Consider your own social network as an example. Spend ~15 seconds trying to visualize “your entire social circle”, then think of one specific person. Who are they connected to? You can probably “focus” on that person and a few other people (who you know they closely associate with), that may or may not also be your friends.
Now think of someone “on the opposite end” of your social circle - perhaps you met them in a different country, or time in your life, and they probably don’t know each other. Or maybe your circle is pretty localized and they maybe know the first person, but you’re not sure.

You could do your best to mentally ‘trace’ from person to person, like a graph running an A->B pathfinding algorithm. But you’re thinking of one or a couple people at a time, and each of them is stored as a different neuron-wiring-cluster in your brain, each friend with their own associated neuronal pathways that inadvertently trigger when you think of them.

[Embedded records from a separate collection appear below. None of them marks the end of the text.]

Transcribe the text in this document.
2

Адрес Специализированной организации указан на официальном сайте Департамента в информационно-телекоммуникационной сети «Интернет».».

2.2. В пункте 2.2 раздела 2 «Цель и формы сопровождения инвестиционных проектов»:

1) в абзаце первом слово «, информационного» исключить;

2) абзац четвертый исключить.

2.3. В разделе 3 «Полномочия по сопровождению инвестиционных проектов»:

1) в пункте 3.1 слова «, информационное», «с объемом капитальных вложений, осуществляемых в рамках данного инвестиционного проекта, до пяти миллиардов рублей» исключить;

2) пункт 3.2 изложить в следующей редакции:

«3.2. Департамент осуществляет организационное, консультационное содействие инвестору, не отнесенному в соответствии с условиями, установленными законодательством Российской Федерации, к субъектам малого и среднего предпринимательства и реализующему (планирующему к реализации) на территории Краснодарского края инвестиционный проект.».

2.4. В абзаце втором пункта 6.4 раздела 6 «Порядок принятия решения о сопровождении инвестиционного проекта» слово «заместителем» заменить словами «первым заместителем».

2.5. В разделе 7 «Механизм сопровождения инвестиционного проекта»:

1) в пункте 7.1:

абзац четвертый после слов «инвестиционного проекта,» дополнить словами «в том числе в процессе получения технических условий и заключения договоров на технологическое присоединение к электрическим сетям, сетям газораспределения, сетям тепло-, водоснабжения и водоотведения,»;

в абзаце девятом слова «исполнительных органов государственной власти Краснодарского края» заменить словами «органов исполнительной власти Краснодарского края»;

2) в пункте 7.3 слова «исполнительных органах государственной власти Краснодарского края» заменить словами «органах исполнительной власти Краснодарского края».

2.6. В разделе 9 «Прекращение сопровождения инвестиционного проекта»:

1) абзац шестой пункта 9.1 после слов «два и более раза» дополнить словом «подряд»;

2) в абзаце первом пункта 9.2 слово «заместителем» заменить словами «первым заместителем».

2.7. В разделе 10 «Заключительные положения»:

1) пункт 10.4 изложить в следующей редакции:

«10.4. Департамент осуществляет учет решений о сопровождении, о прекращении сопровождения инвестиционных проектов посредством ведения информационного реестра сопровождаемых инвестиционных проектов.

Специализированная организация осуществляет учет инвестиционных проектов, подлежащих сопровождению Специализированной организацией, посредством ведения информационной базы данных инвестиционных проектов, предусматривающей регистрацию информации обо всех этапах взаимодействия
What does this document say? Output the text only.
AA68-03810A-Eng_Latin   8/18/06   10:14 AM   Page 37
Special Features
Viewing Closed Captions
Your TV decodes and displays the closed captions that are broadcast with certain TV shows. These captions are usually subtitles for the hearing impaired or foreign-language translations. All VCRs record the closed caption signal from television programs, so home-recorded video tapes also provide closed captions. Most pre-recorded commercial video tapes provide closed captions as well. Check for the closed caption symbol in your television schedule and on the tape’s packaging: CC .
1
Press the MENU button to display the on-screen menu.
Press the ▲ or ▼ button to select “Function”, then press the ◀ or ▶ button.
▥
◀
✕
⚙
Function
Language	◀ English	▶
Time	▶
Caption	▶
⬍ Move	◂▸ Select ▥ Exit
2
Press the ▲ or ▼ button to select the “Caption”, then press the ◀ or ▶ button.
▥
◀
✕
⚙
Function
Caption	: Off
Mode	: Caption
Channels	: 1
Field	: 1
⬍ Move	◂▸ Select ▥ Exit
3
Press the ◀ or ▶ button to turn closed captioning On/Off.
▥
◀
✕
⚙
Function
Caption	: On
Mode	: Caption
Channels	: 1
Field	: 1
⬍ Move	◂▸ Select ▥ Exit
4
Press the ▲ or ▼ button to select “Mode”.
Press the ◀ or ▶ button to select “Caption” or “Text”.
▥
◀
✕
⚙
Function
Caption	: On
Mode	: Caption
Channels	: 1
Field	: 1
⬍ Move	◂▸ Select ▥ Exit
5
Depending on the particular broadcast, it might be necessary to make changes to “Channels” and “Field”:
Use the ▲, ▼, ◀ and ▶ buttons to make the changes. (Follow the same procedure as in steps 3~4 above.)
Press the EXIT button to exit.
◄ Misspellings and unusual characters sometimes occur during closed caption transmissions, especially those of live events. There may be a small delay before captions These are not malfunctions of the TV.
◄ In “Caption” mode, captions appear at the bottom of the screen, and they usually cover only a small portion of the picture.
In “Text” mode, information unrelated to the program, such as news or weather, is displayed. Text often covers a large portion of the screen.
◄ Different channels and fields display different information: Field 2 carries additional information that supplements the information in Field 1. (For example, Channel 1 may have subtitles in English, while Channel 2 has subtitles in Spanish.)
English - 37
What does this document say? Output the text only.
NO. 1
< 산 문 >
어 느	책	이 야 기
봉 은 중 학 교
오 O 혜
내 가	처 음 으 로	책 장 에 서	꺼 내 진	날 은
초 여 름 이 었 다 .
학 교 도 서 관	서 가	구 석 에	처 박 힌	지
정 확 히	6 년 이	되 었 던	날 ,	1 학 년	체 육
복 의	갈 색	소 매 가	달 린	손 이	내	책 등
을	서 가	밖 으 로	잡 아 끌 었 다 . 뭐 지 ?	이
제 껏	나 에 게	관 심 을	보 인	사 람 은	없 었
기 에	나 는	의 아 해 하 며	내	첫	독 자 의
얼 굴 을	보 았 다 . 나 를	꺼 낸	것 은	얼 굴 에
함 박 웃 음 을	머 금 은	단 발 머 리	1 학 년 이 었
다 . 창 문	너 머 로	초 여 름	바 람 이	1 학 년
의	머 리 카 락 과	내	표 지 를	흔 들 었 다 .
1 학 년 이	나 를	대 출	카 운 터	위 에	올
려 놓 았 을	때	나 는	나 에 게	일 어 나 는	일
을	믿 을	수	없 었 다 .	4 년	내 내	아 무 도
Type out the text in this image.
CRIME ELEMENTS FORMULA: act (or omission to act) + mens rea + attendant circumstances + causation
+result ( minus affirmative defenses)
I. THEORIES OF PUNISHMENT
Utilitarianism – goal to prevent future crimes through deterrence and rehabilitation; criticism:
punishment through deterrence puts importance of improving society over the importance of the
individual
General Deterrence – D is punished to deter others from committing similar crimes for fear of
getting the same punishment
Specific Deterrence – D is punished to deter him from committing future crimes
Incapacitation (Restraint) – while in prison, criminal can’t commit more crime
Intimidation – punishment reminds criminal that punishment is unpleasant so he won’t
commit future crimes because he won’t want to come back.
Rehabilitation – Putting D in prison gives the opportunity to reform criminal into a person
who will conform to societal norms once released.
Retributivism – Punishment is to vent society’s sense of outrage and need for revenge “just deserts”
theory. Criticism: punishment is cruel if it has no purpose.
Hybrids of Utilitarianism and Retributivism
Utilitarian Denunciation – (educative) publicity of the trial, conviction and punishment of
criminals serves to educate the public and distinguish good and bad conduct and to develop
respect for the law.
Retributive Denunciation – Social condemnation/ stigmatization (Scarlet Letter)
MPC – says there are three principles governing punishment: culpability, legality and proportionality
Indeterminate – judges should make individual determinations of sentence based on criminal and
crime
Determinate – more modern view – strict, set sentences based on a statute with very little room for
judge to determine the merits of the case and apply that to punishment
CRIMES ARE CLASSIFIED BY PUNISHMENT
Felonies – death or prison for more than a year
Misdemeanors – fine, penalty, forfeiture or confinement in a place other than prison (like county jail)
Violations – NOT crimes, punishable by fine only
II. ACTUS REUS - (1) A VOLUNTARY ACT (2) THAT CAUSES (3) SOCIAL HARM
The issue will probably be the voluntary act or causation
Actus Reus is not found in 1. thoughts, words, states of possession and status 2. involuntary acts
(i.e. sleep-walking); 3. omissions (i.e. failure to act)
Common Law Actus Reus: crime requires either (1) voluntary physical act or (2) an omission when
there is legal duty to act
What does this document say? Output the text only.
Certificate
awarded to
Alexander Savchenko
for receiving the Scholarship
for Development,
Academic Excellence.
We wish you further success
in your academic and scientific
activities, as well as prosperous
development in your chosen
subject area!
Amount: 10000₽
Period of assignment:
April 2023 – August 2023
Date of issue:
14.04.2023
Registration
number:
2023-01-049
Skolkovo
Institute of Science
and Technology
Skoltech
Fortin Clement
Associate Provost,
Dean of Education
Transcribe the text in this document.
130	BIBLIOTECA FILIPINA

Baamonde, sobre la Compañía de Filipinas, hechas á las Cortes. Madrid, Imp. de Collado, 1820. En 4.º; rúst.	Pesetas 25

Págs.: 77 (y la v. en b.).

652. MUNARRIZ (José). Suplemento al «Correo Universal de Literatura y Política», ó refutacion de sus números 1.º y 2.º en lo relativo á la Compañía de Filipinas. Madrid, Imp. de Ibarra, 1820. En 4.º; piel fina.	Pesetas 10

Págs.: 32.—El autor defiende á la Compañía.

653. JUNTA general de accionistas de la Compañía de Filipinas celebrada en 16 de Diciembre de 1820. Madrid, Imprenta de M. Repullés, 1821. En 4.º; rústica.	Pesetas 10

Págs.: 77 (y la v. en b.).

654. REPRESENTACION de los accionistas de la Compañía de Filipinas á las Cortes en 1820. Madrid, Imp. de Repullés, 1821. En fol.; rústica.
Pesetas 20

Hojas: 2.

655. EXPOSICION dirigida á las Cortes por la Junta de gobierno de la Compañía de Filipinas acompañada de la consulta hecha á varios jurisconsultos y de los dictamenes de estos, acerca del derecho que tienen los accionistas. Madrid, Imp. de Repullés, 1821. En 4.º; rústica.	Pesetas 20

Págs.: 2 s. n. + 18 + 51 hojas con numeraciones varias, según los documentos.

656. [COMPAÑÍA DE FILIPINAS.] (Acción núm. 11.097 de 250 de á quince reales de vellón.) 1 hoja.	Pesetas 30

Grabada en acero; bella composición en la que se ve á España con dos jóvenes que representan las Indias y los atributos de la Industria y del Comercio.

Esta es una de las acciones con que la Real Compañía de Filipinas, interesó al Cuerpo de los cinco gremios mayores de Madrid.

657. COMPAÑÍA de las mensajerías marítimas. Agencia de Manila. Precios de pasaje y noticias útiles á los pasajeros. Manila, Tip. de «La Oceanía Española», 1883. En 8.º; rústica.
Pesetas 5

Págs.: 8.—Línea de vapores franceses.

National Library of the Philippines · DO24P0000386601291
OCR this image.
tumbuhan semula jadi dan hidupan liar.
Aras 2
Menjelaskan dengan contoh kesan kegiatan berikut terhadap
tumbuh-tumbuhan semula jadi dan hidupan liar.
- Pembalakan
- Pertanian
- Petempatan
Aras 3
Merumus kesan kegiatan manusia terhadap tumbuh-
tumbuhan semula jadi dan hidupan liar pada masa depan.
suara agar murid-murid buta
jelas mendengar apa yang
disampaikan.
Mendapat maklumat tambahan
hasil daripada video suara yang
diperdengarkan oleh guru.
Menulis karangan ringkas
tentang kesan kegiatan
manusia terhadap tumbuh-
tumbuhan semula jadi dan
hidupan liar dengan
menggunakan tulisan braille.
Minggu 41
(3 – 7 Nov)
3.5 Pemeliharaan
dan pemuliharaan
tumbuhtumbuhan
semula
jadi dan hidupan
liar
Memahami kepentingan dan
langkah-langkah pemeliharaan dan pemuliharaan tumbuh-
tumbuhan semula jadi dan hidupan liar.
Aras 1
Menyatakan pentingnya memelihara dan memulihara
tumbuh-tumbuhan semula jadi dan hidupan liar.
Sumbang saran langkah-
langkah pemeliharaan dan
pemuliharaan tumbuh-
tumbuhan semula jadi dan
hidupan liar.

So it seems to me that your brain stores this “graph” by effectively building a connected series of nodes and edges in your brain out of neurons and synapses. If you try to think of “my whole extended social circle”, it’s sort of hard to visualize that graph with ~20+ people at once, so you zoom in and explore it piecewise.
Thus I can’t help but feel like our HTM-based architecture can’t “focus” on an entire graph the way we can focus on reading one specific word or seeing a face (even though the visual recognition task is quite multifarious itself). The brain doesn’t encode or record graphs the way it encodes “I know this image to be a platypus”; it instead builds the graph on the fly (continuous learning!) as a “meta-knowledge-structure”.

Does this sound at all sensible? I realize that I’m simplifying a great deal - your neuron “map” that lights up when you see a certain person’s face isn’t necessarily a tight “cluster” like a neat node in a digital graph, and most knowledge is encoded in similar fashions.